Empathic Voice Interface (EVI)

Prompt engineering for empathic voice interfaces

System prompts shape the behavior, responses, and style of your custom empathic voice interface (EVI).

Creating an effective system prompt is an essential part of customizing an EVI’s behavior. For the most part, prompting EVI is the same as prompting any LLM, but there are some important differences. Prompting for EVIs is different for two main reasons:

  1. Prompts are for a voice-only interaction with the user rather than a text-based chat.
  2. EVIs can respond to the user’s emotional expressions in their tone of voice and not just the text content of their messages.

While EVI generates longer responses using a large frontier model, Hume uses a smaller empathic large language model (eLLM) to quickly generate an initial empathic, conversational response. This eLLM eliminates the usual awkward pause while the larger LLM generates its response, providing a more natural conversational flow. Your system prompt is both used by EVI and passed along to the LLM you select.

Using the following guidelines for prompt engineering allows developers to customize EVI’s response style for any use case, from voice AIs for mental health support to customer service agents.

The system prompt is a powerful and flexible way to guide the AI’s responses, but it cannot dictate the AI’s responses with absolute precision. Careful prompt design and testing will help EVI hold the kinds of conversations you’re looking for. If you need more control over EVI’s responses, try using our custom language model feature for complete control of the text generation.

EVI-specific prompting instructions

The instructions below are specific to prompting empathic voice interfaces.

Prompt for voice-only conversations

As LLMs are trained for primarily text-based interactions, providing guidelines on how to engage with the user with voice makes conversations feel much more fluid and natural. For example, you may prompt the AI to use natural, conversational language. For example, see the instruction below:

Voice-only XML example
1<voice_only_response_format>
2 Everything you output will be spoken aloud with expressive
3 text-to-speech, so tailor all of your responses for voice-only
4 conversations. NEVER output text-specific formatting like markdown,
5 lists, or anything that is not normally said out loud. Always prefer
6 easily pronounced words. Seamlessly incorporate natural vocal
7 inflections like “oh wow” and discourse markers like “I mean” to
8 make your conversation human-like and to ease user comprehension.
9</voice_only_response_format>

If you find the default behavior of the LLM acceptable, then you may only need a very short system prompt.

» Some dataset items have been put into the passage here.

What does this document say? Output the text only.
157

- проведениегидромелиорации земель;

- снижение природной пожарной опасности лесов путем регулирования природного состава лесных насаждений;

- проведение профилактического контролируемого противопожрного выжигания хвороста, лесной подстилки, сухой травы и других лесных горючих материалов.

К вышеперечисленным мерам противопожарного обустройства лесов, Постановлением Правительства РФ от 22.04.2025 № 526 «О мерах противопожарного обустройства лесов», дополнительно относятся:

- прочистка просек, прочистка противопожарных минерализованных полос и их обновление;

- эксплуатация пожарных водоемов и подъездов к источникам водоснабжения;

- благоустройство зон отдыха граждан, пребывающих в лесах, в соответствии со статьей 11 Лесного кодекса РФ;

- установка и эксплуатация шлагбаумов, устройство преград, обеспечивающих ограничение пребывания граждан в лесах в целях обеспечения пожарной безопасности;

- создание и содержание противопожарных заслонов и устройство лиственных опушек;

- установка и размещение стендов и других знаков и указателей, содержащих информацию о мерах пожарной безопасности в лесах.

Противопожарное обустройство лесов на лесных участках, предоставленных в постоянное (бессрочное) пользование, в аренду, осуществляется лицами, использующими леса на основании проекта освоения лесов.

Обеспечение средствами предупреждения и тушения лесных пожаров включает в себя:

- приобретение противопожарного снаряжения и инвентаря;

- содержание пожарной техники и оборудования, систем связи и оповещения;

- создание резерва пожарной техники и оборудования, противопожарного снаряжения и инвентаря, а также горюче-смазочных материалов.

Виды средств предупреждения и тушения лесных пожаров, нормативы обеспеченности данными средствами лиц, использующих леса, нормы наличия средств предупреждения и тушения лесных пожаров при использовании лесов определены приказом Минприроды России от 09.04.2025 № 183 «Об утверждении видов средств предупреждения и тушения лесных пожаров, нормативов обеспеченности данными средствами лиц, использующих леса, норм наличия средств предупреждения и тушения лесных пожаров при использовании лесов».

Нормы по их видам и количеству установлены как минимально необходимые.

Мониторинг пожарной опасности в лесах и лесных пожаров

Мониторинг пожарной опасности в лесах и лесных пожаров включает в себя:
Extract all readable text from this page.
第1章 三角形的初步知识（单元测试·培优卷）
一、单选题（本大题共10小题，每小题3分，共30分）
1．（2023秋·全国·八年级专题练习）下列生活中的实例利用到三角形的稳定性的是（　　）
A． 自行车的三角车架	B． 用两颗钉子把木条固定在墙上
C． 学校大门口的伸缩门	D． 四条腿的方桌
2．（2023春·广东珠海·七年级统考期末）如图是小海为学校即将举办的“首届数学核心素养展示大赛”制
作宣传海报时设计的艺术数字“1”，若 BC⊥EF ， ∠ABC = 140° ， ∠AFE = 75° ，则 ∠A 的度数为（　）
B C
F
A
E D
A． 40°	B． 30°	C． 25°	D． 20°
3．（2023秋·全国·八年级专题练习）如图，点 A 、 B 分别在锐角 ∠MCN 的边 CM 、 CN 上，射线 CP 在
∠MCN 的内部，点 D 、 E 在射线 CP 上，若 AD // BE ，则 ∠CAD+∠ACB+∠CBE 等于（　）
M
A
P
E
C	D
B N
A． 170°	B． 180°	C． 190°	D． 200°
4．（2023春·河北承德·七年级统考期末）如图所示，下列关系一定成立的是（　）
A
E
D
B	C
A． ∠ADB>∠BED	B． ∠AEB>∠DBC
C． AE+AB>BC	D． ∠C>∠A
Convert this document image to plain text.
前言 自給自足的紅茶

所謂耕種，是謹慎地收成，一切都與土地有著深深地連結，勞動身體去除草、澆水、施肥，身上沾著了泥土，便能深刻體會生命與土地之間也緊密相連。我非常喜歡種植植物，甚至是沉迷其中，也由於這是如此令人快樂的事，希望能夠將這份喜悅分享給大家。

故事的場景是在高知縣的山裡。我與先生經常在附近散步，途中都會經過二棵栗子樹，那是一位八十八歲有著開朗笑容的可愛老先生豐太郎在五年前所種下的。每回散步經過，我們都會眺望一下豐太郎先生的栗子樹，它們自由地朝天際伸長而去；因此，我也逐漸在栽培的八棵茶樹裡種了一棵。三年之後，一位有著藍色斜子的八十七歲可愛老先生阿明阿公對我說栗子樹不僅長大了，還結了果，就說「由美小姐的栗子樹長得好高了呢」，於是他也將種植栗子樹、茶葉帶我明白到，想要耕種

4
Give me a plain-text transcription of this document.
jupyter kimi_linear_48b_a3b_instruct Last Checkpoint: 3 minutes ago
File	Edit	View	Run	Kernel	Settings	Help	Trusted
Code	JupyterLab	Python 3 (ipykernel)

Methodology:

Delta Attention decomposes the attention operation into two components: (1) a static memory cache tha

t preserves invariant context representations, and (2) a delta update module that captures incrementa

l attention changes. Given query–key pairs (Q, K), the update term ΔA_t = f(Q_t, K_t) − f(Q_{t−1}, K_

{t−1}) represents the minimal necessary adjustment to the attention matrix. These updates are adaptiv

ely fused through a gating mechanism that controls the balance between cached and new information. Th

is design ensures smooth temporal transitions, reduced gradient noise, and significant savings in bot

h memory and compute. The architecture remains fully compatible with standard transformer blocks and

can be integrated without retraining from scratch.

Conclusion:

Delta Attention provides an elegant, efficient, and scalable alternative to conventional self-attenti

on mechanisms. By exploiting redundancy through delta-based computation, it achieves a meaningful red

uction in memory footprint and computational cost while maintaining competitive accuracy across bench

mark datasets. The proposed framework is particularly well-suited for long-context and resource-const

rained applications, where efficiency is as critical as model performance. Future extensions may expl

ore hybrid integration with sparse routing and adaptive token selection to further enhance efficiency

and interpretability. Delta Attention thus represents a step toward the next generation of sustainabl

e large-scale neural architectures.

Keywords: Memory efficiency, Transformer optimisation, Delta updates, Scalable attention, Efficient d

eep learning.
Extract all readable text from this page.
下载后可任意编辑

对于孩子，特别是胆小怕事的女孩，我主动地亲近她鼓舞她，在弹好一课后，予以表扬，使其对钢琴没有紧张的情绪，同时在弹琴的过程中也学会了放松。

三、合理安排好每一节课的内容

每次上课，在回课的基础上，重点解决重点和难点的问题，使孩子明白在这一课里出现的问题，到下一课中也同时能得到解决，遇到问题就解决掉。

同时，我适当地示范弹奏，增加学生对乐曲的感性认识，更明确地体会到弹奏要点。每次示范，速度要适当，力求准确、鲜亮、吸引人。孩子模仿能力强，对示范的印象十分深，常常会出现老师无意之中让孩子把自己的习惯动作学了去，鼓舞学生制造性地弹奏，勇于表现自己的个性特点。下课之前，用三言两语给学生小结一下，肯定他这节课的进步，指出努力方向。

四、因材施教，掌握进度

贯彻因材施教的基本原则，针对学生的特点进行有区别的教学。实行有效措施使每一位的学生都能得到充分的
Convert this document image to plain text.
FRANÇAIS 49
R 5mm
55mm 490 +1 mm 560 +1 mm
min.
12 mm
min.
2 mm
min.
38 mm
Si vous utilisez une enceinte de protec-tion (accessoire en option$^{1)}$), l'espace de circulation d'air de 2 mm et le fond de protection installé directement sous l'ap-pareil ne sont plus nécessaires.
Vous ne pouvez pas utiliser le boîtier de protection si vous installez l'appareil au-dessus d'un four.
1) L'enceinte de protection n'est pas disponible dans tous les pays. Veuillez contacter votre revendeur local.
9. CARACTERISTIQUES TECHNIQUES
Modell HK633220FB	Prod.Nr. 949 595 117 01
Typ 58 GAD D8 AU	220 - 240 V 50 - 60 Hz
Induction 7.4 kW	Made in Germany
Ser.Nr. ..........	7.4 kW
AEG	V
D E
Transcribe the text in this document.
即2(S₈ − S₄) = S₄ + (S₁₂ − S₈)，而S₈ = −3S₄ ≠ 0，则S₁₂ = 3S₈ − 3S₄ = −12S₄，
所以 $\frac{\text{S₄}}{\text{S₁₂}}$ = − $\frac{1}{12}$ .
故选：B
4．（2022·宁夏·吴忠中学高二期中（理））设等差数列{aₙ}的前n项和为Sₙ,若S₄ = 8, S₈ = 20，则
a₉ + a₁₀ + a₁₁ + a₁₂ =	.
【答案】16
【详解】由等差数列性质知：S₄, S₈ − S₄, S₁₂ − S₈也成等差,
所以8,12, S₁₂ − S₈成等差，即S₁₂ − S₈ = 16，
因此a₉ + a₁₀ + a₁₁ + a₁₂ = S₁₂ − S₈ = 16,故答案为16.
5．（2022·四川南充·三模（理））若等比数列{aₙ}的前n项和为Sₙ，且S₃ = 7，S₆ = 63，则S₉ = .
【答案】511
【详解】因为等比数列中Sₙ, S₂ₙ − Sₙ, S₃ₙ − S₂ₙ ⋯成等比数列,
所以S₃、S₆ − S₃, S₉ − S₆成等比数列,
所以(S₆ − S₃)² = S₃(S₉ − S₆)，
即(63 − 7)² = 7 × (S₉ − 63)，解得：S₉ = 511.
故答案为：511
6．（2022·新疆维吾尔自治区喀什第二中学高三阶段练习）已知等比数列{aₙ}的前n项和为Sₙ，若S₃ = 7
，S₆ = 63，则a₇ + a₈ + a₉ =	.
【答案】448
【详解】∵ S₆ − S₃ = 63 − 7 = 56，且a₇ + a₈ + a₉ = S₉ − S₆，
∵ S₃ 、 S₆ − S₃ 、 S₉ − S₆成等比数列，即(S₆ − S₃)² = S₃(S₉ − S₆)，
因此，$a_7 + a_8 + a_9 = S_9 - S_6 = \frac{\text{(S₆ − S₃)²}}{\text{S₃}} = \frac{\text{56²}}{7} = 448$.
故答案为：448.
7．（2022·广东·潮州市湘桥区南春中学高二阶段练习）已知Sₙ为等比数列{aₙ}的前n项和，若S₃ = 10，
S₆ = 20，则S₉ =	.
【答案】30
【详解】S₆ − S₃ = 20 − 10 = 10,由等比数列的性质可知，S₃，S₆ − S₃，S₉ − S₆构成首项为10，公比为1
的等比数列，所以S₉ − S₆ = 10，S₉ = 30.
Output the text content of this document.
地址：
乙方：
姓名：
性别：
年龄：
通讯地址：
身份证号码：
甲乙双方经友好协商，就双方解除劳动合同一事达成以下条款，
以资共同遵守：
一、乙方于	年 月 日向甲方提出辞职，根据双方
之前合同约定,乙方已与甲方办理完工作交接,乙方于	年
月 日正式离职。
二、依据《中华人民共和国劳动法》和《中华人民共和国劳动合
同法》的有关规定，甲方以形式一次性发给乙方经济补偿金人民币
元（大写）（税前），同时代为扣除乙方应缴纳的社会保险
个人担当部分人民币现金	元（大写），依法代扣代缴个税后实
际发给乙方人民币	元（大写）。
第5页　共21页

Customizing the LLM’s behavior more and maintaining consistency in longer and more varied conversations often requires lengthening the prompt.

Expressive prompt engineering

Expressive prompt engineering is Hume’s term for techniques that embed emotional expression measures into conversations to allow language models to respond effectively to the user’s expressions. Hume’s EVI uses our expression measurement models to measure the user’s expressions in their tone of voice. You can use the system prompt to guide how the AI voice responds to these non-verbal cues. EVI measures these expressions in real time and converts them into text-based descriptions to help the LLM understand not just what the user said, but how they said it. EVI detects 48 distinct expressions in the user’s voice and ranks these expressions by our model’s confidence that they are present in the user’s speech. Then, we append text descriptions of the top 3 expressions to the end of each User message to communicate the user’s tone of voice to the LLM.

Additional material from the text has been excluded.